Lange Zeit wurde das Thema Frontend auf Entwicklungsseite nicht allzu kritisch gesehen. Ein wenig HTML und CSS konnte ja jeder. Mit steigender Komplexität von Frontendstrukturen und Technologien steigen jedoch die Anforderungen an die Entwicklung.

 

Anforderungen an Frontend-Entwickler

Ihre Aufgabe ist es, Design-Vorlagen in anspruchsvolle Templates und Funktionen umzusetzen und sie optimal in die Shopoberfläche zu integrieren. Für die Gestaltung moderner Magento Shops auf Basis der Enterprise Edition sind umfangreiche Kenntnisse in HTML5, CSS3 aber auch in verschiedenen Frameworks oder Javascript-Bibliotheken wie jQuery nötig. Hinzu kommt neben der Umsetzung von Responsive Webdesign auch der Einsatz der Präprozessoren SASS und LESS. Erfahrungen in diesen Bereichen und idealerweise ein Grundverständnis für PHP sind notwendig.

 

Einsatz von SASS und LESS in Magento Shops

Diese Sprachen sind von Entwicklern für Entwickler gemacht und erleichtern den Umgang mit CSS. Mit SASS und LESS lassen sich vorab Variablen und Logiken definieren, was in CSS so nicht möglich ist. Anstatt wiederkehrende Elemente im Frontend immer wieder neu zu definieren, kann dies nun quasi an einer zentralen Stelle erfolgen, was den Programmieraufwand und die Fehleranfälligkeit wesentlich reduziert. Mehr dazu gibt es auch in meinem Vortrag auf der Meet Magento am 12. Mai.

 

Frontend Architekten = Ingenieure, Designer und noch mehr

Für den sinnvollen Einsatz von LESS/SASS gilt das gleiche wie für alle anderen Methoden und Technologien in der Frontendentwicklung. Man muss immer die gesamte Struktur einer Seite vor Augen haben. Ein gutes Design über alle Bereiche, nutzerfreundliche Features und ein hohes Maß an Customizing aufgrund von individuellen Kundenwünschen machen moderne Magento-Shops – egal ob B2C oder B2B – zu wirklich komplexen Angelegenheiten. Diese Komplexität gilt es zu begreifen und auf allen Ebenen zu steuern. Dazu braucht es im Einzelnen:

  • eine saubere Programmierung und klare Strukturierung des Frontends
  • das technologische Know-how und die Methodensicherheit
  • eine eindeutige Trennung von Entwicklungsaufgaben und deren sinnvolle Verteilung
  • das Verständnis für die Design-Vorlagen und die Fähigkeit, sie in Code zu übertragen
  • die Verbindung von strategisch-wirtschaftlichem und operativem Denken

Projekte brauchen einen rationalen Ansatz

Eine Forderung an Frontend Architekten ist etwa, dass Elemente so aufgebaut sind, dass sie jederzeit wiederverwendet werden können. Der initiale Aufwand ist dabei etwas höher, da man von der konkreten Aufgabenstellung abstrahieren und globaler denken muss. Nehmen wir beispielsweise eine kundenindividuell gestaltete Tabelle zur Darstellung von Produktgruppen. Wo wird ein ähnliches Element noch eingesetzt? Wo kann die Struktur noch Anwendung finden? Vielleicht bei Produktinformationen oder Serviceübersichten? Das Element muss also so definiert werden, dass es sich nicht nur in diesem Anwendungsfall, sondern auch in ähnlichen Fällen sinnvoll verwenden lässt – am besten auch über das eine Kundenprojekt hinaus.
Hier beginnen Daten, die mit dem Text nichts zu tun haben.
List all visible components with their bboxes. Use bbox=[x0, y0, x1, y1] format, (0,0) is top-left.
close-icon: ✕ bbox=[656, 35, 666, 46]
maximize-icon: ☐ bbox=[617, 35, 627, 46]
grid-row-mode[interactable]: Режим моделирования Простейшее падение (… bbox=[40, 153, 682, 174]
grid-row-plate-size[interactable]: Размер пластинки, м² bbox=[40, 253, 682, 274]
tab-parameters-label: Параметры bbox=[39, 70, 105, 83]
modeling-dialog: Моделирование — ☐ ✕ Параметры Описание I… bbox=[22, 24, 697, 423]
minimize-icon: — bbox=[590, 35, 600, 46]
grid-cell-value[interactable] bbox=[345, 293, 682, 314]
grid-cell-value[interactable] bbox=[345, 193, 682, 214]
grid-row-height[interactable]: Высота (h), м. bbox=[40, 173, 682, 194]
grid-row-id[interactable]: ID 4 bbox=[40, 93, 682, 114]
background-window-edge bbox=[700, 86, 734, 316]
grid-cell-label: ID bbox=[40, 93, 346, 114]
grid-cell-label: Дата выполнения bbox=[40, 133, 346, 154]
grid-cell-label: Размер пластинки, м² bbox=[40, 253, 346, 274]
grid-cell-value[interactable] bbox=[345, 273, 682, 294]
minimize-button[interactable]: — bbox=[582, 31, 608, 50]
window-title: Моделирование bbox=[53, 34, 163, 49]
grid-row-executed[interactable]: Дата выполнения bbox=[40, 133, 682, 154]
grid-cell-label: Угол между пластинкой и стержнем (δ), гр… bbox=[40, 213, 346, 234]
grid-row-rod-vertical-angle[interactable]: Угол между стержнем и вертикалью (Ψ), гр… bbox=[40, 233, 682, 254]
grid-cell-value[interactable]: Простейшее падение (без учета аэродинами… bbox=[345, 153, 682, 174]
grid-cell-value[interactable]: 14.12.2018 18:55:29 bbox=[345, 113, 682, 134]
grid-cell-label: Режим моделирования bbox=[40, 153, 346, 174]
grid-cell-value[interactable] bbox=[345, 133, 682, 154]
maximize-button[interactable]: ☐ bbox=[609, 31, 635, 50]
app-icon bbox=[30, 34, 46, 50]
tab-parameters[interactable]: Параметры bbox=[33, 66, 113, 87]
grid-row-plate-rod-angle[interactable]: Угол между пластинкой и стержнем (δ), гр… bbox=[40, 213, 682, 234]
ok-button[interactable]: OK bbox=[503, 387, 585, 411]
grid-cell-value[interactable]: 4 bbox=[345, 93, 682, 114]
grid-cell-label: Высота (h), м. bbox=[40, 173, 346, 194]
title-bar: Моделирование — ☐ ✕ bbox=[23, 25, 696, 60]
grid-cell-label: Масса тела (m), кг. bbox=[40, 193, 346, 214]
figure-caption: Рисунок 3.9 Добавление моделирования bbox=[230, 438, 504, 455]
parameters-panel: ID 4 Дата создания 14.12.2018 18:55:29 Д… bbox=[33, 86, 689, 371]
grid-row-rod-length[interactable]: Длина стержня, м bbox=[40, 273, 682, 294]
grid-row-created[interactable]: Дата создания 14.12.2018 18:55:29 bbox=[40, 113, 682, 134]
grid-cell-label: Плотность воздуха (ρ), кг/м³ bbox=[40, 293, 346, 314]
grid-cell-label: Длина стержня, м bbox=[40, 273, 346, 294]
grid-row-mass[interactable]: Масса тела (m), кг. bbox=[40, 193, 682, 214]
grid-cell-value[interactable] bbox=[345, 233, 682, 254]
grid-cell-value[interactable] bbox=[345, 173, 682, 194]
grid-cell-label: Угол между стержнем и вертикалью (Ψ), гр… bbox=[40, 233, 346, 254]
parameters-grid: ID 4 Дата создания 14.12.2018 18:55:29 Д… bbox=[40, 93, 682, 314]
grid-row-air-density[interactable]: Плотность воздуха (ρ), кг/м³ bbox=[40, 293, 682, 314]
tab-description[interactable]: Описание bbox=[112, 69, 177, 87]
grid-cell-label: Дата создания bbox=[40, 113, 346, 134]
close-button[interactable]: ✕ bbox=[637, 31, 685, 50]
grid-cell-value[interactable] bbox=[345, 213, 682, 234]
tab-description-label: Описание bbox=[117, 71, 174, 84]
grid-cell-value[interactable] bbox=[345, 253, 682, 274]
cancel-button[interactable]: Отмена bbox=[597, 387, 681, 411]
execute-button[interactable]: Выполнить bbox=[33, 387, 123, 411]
Dazu hat sich bei uns als Best Practice durchgesetzt, die Frontentwicklung von Anfang an – also schon im Konzept und Design – zu berücksichtigen und sie auch nicht losgelöst von anderen Projektschritten oder Entwicklungsaufgaben zu sehen. Als Resultat können wir die Qualität unserer Projekte stetig verbessern.

 

Quer denken – straight handeln

So kommt schon viel zusammen, was es beim Thema Frontend zu beachten gilt. Das besonders faszinierende am Job des Frontend Architekten ist aber die Notwendigkeit über vorhandene Methoden und bekannte, erprobte Strukturen hinaus zu denken. Es geht darum, auch mal neue Wege zu beschreiten und etablierte Standards hinter sich zu lassen. Das haben wir etwa mit der Entwicklung unserer Boilerplate realisiert, bei der wir den Einsatz der Magento-Templates und Styles innovativ weiterentwickelt haben.